The parties have agreed that discovery in this ease should be confidential. Pursuant to their agreement, they have drafted a proposed protective order applying to all documents, answers to interrogatories, testimony, information and pleadings that either party wishes to designate as “confidential.” The parties also provide for the confidentiality of information gathered at depositions, by agreeing that all persons present at the deposition will be admonished that the information is protected by the proposed order. The parties provide that the confidential materials are to be used solely for purposes of this case, and are to be disclosed to and inspected by no one other than counsel of record, officers, directors and employees of the parties who are deposed or are personally involved in the case, expert witnesses or consultants who assist in the case, and the personnel of the court. In short, the parties have devised a comprehensive scheme that potentially. renders inaccessible all the materials gathered in this proceeding. I am usually pleased when the parties agree on some matter pertaining to discovery, but in this instance on this record I .cannot approve this agreement which would deny the public access to the proceedings of this court.

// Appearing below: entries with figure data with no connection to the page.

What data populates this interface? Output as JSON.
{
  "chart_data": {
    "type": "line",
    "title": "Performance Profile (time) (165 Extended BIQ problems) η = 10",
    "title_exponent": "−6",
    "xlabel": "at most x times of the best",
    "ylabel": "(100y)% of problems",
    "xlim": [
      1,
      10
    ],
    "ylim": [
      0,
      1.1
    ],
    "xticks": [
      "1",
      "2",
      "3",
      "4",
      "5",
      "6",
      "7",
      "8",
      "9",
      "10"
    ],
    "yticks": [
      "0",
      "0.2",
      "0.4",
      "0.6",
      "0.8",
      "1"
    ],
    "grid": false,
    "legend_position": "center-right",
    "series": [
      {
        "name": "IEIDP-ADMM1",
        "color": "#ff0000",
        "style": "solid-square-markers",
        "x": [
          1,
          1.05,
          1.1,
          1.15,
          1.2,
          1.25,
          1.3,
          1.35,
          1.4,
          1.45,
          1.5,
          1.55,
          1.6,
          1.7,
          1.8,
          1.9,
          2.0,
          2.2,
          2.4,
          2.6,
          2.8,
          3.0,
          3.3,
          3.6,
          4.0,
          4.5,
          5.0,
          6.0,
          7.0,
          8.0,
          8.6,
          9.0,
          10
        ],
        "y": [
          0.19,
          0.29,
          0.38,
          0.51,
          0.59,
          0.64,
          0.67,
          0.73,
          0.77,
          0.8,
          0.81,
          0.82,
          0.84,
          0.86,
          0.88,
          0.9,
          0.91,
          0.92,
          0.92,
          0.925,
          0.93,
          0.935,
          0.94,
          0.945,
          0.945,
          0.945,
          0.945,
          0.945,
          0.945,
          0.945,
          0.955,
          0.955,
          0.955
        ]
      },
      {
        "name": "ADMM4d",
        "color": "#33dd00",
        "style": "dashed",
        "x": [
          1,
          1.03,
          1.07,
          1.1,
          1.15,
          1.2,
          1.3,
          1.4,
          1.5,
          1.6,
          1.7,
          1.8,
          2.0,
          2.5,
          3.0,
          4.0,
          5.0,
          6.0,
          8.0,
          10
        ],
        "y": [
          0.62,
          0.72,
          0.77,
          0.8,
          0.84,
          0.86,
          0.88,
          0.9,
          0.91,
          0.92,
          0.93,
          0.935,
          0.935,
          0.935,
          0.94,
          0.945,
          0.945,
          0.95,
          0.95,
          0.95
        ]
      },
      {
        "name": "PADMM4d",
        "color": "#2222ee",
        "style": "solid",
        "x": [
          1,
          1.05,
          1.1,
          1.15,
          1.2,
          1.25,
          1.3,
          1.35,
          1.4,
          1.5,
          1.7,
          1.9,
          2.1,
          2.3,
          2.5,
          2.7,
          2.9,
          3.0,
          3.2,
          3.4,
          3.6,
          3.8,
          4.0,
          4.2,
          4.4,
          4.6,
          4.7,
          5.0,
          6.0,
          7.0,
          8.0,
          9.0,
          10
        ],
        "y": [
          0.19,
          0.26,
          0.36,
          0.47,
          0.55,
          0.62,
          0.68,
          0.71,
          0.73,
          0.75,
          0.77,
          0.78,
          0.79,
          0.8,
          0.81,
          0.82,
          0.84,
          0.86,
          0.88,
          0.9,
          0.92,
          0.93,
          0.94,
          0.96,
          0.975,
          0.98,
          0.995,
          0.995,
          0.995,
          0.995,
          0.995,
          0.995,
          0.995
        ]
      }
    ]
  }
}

A party seeking a protective order must show good cause before the order can issue. Fed.R.Civ.P. 26(c); Marshall v. S.K. Williams Co., 462 F.Supp. 722 (E.D.Wis. 1978). Moreover, the appropriateness of a constraint on discovery is a matter within the Court’s discretion. Cf. United States v. Balistrieri, 606 F.2d 216 (7th Cir.1979), cert. denied, 446 U.S. 917, 100 S.Ct. 1850, 64 L.Ed.2d 271 (1980). Concededly, Rule 26(c) and interpretive caselaw look to situations where the parties disagree on the proper scope of discovery. Nonetheless, the rule reflects an attitude favoring open discovery in the absence of special circumstances.*

This Court maintains a policy of open discovery, and finds no reason to set aside that policy here. The parties have made no showing that they risk injury or embarrassment if discovery is not closed to the public and I am not going to speculate on the reasons these two newspapers might have in restricting access to the information they gather in this antitrust action.

THEREFORE, IT IS HEREBY ORDERED that the parties’ request for an order closing the discovery proceedings to the public is denied.

Indeed, Congress has provided specifically for public access to discovered information in certain cases. See, e.g., 15 U.S.C. § 30 (1976).